[ZCM] [ZC] 2151/ 2 Comment "Random ValueError due to inconsistent ZEO persistent cache code"

Wed Dec 20 17:08:45 EST 2006

Issue #2151 Update (Comment) "Random ValueError due to inconsistent ZEO persistent cache code"
 Status Pending, Database/bug critical
To followup, visit:
  http://www.zope.org/Collectors/Zope/2151

==============================================================
= Comment - Entry #2 by ctheune on Dec 20, 2006 5:08 pm

Wow. This *is* a nasty error.

I spent some time trying to make sens out of this. I've tried to trace all possible callers and their interactions starting from settid().

I've ruled out a number of edge cases that might conflict here, but I didn't finally solve it.

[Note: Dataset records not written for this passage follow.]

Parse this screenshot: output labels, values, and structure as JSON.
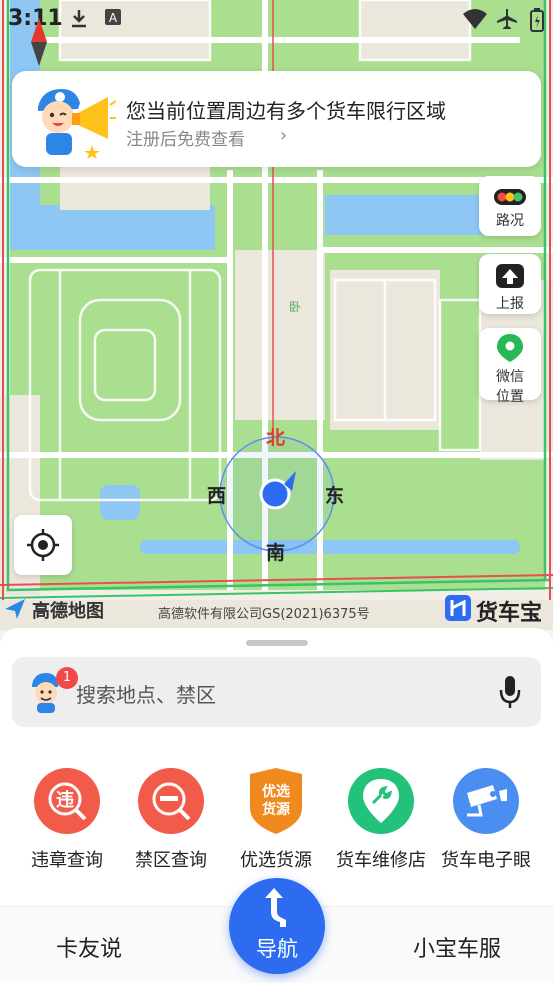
{
  "status_bar": {
    "time": "3:11",
    "icons": [
      "download-icon",
      "a-badge-icon",
      "wifi-icon",
      "airplane-icon",
      "battery-icon"
    ]
  },
  "banner": {
    "title": "您当前位置周边有多个货车限行区域",
    "subtitle": "注册后免费查看",
    "chevron": "›"
  },
  "side_buttons": {
    "traffic": "路况",
    "report": "上报",
    "wechat_location_1": "微信",
    "wechat_location_2": "位置"
  },
  "map": {
    "poi_label": "卧",
    "compass": {
      "north": "北",
      "south": "南",
      "east": "东",
      "west": "西"
    },
    "attribution": {
      "provider": "高德地图",
      "copyright": "高德软件有限公司GS(2021)6375号",
      "brand": "货车宝"
    }
  },
  "search": {
    "placeholder": "搜索地点、禁区",
    "badge_count": "1"
  },
  "features": [
    {
      "label": "违章查询",
      "icon": "violation-icon",
      "glyph": "违",
      "color": "#f25a4a"
    },
    {
      "label": "禁区查询",
      "icon": "restricted-zone-icon",
      "glyph": "",
      "color": "#f25a4a"
    },
    {
      "label": "优选货源",
      "icon": "cargo-source-icon",
      "glyph": "优选货源",
      "color": "#f08a1e"
    },
    {
      "label": "货车维修店",
      "icon": "repair-shop-icon",
      "glyph": "",
      "color": "#22c27a"
    },
    {
      "label": "货车电子眼",
      "icon": "camera-icon",
      "glyph": "",
      "color": "#4a8ef2"
    }
  ],
  "tabbar": {
    "left": "卡友说",
    "center": "导航",
    "right": "小宝车服"
  },
  "colors": {
    "accent": "#2d6cf0",
    "map_green": "#a8df8e",
    "water": "#8cc4f5",
    "banner_text": "#222222"
  }
}
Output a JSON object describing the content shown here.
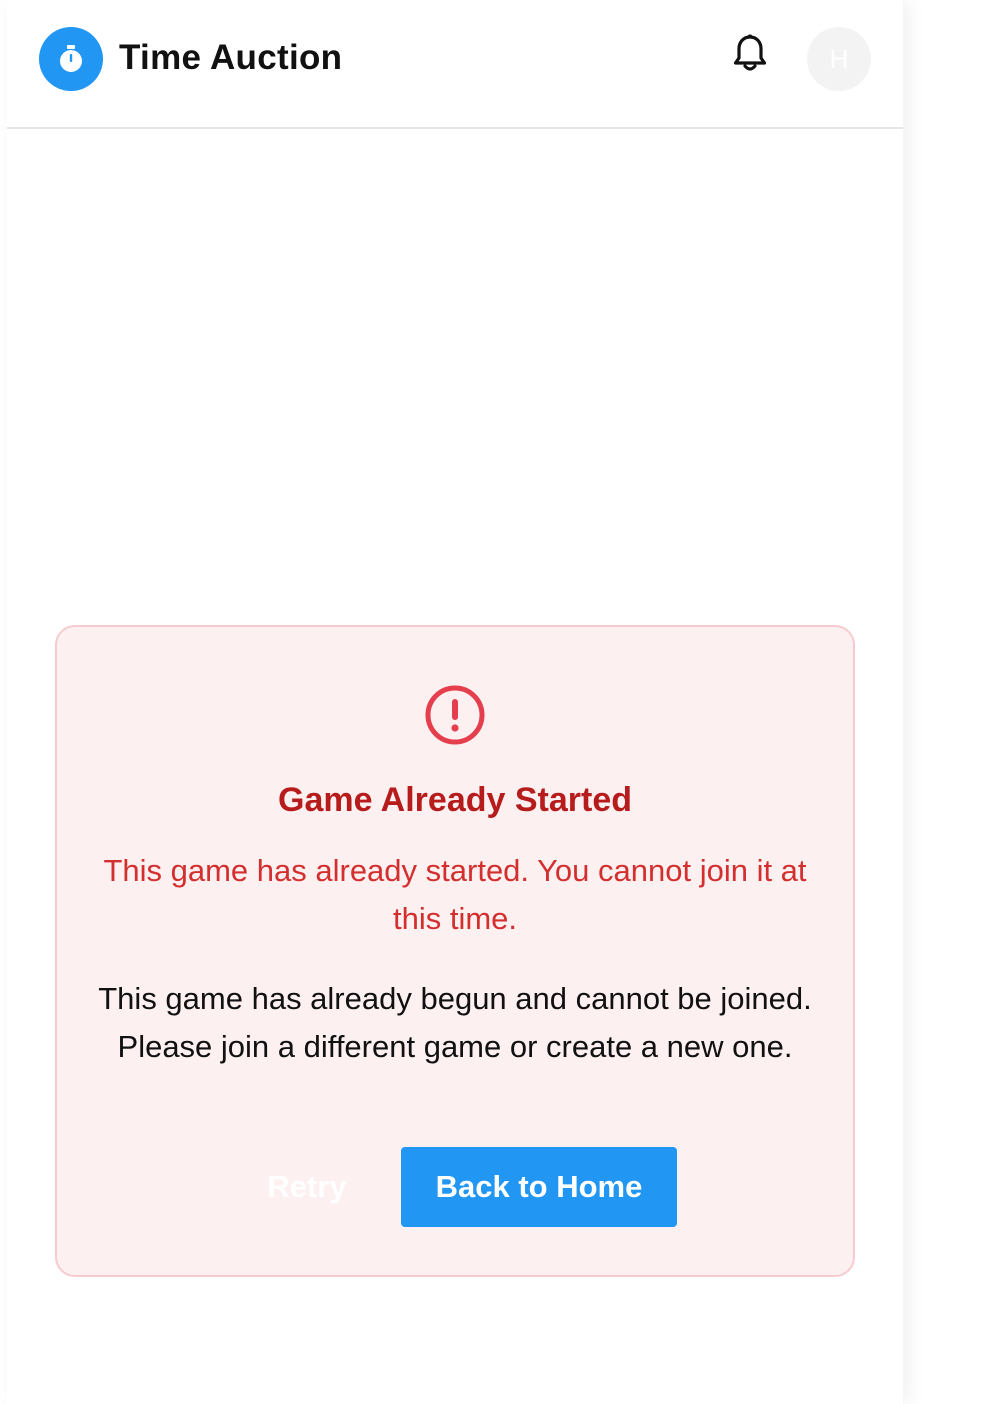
{
  "header": {
    "app_title": "Time Auction",
    "logo_icon": "stopwatch-icon",
    "notification_icon": "bell-icon",
    "avatar_initial": "H"
  },
  "error": {
    "icon": "alert-circle-icon",
    "title": "Game Already Started",
    "message": "This game has already started. You cannot join it at this time.",
    "detail": "This game has already begun and cannot be joined. Please join a different game or create a new one.",
    "retry_label": "Retry",
    "home_label": "Back to Home"
  },
  "colors": {
    "primary": "#2196f3",
    "error_title": "#b71c1c",
    "error_text": "#d32f2f",
    "error_icon": "#e53e4d",
    "card_background": "#fdf0f1",
    "card_border": "#f6cbcf"
  }
}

I'm pretty sure that the tid passed to settid() must be strictly larger than the one before, but I can't prove it (yet). (My feeling
comes from the fact that most places that cause settid() to be called come from the invalidation code. This shouldn't cause
the same tid to be passed into the settid() twice.)

I do have the feeling that some race condition is around. The only
reason I can see for this is that another ZEO client might be
committing at the very same moment and the server's tpc_finish
gets called. This would trigger an invalidation from the server and calls invalidateTransaction.

I can imagine an unfortunate situation where the client would ask
for the current validations *and* get a new invalidation request
from the server at the same time. 

This could be ruled out, if the server can't send any requests
to the client until notifyConnected has finished.
________________________________________
= Request - Entry #1 by chrisw on Jul 17, 2006 7:51 am

Any server running an affected version of ZEO with a persistent client side cache may, at random intervals, die and start emitting tracebacks as below until the .zec files are removed and the app server is restarted:

Traceback (most recent call last):
  File "/usr/local/zope/2.9.3/lib/python/ZEO/zrpc/client.py", line 506, in notify_client
    self.client.notifyConnected(self.conn)
  File "/usr/local/zope/2.9.3/lib/python/ZEO/ClientStorage.py", line 521, in notifyConnected
    self.verify_cache(stub)
  File "/usr/local/zope/2.9.3/lib/python/ZEO/ClientStorage.py", line 589, in verify_cache
    self.invalidateTransaction(*pair)
  File "/usr/local/zope/2.9.3/lib/python/ZEO/ClientStorage.py", line 1114, in invalidateTransaction
    self._cache.setLastTid(tid)
  File "/usr/local/zope/2.9.3/lib/python/ZEO/cache.py", line 151, in setLastTid
    self.fc.settid(tid)
  File "/usr/local/zope/2.9.3/lib/python/ZEO/cache.py", line 1060, in settid
    raise ValueError("new last tid (%s) must be greater than "
ValueError: new last tid (245115767599186653) must be greater than previous one (245115767599186653)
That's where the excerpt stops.